Born in the South Bronx to Salvadoran parents, Zepeda has worked in coffee since 2011, starting off at Gregory’s Coffee and ending up at Gimme!, where she currently works as a barista. Although she was born in the US, she spent time as a child living around coffee farms in El Salvador. Growing up with coffee at the center of her household, she’s always felt tied to coffee work. While working at the Starbucks Reserve in 2012, she saw the in-depth way she, a barista, could engage with the coffee farms she had been surrounded by in El Salvador as a child; inspired, she decided to dive deep, earning her Coffee Master certification.
As with many other activists of color in US specialty coffee, the inspiration behind C&M came from the lack of spaces for people like Zepeda within the coffee community. “As wonderful as the coffee community is, I didn’t attend any throwdowns or specialty coffee events until 2015 for fear of not fitting in, getting my skills and knowledge downplayed, or getting belittled because of the color of my skin or texture of my hair I inherited from my people, the vocabulary and the loudness I inherited from my hood. I want to be surrounded by people feeling the same thing as I—specifically, women of color.” Zepeda feels lucky to have found a handful of people she truly relates to in her local coffee community and wants to make sure other WOC in coffee have the same opportunity. “WOC are the backbone of this industry. I want to reach out on a nationwide scale.”

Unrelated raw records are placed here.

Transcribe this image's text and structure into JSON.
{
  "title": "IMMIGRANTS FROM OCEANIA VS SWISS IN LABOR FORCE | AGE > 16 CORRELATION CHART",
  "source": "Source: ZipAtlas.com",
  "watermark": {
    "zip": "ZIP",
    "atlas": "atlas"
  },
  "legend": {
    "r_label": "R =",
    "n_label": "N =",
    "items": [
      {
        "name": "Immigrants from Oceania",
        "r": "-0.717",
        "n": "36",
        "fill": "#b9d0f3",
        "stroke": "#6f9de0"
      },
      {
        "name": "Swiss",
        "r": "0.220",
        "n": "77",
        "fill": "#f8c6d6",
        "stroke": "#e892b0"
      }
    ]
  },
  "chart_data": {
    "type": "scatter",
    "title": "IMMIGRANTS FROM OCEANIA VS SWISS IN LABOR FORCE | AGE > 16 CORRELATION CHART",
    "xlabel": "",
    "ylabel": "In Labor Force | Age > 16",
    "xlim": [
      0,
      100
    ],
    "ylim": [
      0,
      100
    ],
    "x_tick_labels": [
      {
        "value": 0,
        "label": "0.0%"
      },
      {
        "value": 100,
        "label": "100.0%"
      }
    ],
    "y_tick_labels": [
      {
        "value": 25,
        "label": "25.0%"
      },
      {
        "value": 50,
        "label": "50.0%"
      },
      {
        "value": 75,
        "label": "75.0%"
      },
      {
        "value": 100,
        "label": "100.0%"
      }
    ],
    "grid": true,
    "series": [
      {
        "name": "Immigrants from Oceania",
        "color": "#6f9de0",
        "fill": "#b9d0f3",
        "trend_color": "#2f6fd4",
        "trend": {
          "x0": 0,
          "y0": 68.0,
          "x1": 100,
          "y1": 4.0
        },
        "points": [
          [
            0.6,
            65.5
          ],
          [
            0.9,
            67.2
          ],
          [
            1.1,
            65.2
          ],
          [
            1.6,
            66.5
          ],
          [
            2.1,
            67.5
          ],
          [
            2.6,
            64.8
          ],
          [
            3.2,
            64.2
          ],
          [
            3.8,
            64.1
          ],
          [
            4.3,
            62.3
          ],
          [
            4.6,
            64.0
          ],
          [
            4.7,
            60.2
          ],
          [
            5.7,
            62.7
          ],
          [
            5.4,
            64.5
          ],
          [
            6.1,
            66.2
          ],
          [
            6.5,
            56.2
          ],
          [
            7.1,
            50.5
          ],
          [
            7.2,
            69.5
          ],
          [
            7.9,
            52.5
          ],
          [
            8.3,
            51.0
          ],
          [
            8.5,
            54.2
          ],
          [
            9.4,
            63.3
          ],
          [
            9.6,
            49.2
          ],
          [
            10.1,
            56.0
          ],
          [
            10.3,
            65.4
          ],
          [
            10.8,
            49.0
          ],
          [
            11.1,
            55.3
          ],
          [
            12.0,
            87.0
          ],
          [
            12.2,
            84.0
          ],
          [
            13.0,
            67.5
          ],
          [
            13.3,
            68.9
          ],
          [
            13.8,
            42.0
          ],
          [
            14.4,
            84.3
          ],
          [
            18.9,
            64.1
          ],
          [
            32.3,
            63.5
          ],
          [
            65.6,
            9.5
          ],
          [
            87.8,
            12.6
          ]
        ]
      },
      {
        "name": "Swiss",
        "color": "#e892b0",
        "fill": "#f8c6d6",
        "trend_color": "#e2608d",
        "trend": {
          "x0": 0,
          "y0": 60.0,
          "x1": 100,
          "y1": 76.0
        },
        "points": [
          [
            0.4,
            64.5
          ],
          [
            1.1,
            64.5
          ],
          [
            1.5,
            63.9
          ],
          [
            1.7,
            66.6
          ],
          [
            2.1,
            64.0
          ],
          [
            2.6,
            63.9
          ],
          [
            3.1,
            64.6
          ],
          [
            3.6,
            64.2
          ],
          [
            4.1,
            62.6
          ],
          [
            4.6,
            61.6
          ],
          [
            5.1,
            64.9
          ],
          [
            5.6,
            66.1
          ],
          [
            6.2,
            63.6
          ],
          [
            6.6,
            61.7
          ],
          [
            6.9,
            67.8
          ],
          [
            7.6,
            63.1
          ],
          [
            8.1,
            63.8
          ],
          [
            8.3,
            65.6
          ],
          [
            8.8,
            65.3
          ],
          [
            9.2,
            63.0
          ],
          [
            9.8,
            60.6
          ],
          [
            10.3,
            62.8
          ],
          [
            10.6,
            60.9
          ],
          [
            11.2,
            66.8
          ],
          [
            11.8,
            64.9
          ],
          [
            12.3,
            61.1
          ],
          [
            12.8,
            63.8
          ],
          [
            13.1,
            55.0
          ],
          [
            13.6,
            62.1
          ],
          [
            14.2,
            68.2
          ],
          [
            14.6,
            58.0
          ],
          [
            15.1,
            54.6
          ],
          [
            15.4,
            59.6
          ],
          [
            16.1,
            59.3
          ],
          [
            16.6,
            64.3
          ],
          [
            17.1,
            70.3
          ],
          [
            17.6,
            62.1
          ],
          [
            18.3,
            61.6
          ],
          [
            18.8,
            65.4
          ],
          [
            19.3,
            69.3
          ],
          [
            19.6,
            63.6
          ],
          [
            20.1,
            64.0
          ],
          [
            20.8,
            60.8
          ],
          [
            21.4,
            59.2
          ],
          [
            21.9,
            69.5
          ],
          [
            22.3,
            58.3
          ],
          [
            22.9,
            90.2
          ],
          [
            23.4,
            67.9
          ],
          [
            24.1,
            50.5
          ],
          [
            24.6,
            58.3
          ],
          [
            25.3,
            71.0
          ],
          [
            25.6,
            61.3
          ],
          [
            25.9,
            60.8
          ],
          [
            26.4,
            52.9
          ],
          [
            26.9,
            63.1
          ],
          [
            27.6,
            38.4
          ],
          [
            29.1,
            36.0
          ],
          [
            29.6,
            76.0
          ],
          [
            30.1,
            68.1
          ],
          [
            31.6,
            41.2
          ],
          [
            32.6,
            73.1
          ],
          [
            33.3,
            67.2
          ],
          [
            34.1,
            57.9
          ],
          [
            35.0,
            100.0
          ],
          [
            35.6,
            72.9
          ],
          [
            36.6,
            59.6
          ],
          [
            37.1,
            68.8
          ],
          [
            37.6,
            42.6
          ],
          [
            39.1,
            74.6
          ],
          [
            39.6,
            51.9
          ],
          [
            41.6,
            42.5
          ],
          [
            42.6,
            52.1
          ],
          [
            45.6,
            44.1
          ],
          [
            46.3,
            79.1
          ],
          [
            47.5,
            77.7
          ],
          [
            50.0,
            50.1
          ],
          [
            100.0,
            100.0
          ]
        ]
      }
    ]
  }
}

In terms of focus, Zepeda wants to make sure that C&M events present real opportunities for professional growth. She wants to follow the group’s inaugural mixer with a series of skill-building events, including workshops to help POC deal with injustice in the workplace. “We’re in an industry that doesn’t set us up for success. I want to create events that actually benefit us professionally.” In addition to skill-building workshops, she also plans to put together a panel discussion event and donate proceeds to the many POC doing revolutionary work at various levels of the industry. Down the line, she also wants to create an exchange program for baristas and producers at origin.
Zepeda is grateful to those who have paved the way for her to start C&M. “I really want to thank Michelle Johnson, Tymika Lawrence, Ezra Baker, and Liz Dean for being amazing leaders in our industry and for inspiring me to do something different, outside of my comfort zone; to step up where it’s needed,” she said. “The coffee industry regularly fails to address the diversity that stretches across their people from farm to cup by putting only one demographic constantly at the front—or, even worse, only acknowledging other groups when it’s beneficial for them. Posting pictures of your amazing WOC baristas for International Women’s Day but refusing to sponsor their dreams of judging or competing just isn’t cutting it anymore. This is why we’re breaking barriers and making ourselves extra comfortable lately.”
By putting herself out there and attending events even when it didn’t always feel comfortable, Zepeda has gotten to know a lot of coffee pros at many different professional levels, from people with dream jobs to those who are still struggling to find their place in the industry. She wants the initial mixer to help coffee professionals of color to start making those connections in a comfortable setting and gaining access to the resources they need, especially outside of the typical competitive setting that throwdowns necessitate. As organizations like C&M help people of color in coffee to connect with each other and gain opportunities for mentorship and support, we can hopefully look forward to a time when no coffee pro ever has to be afraid to go to a throwdown.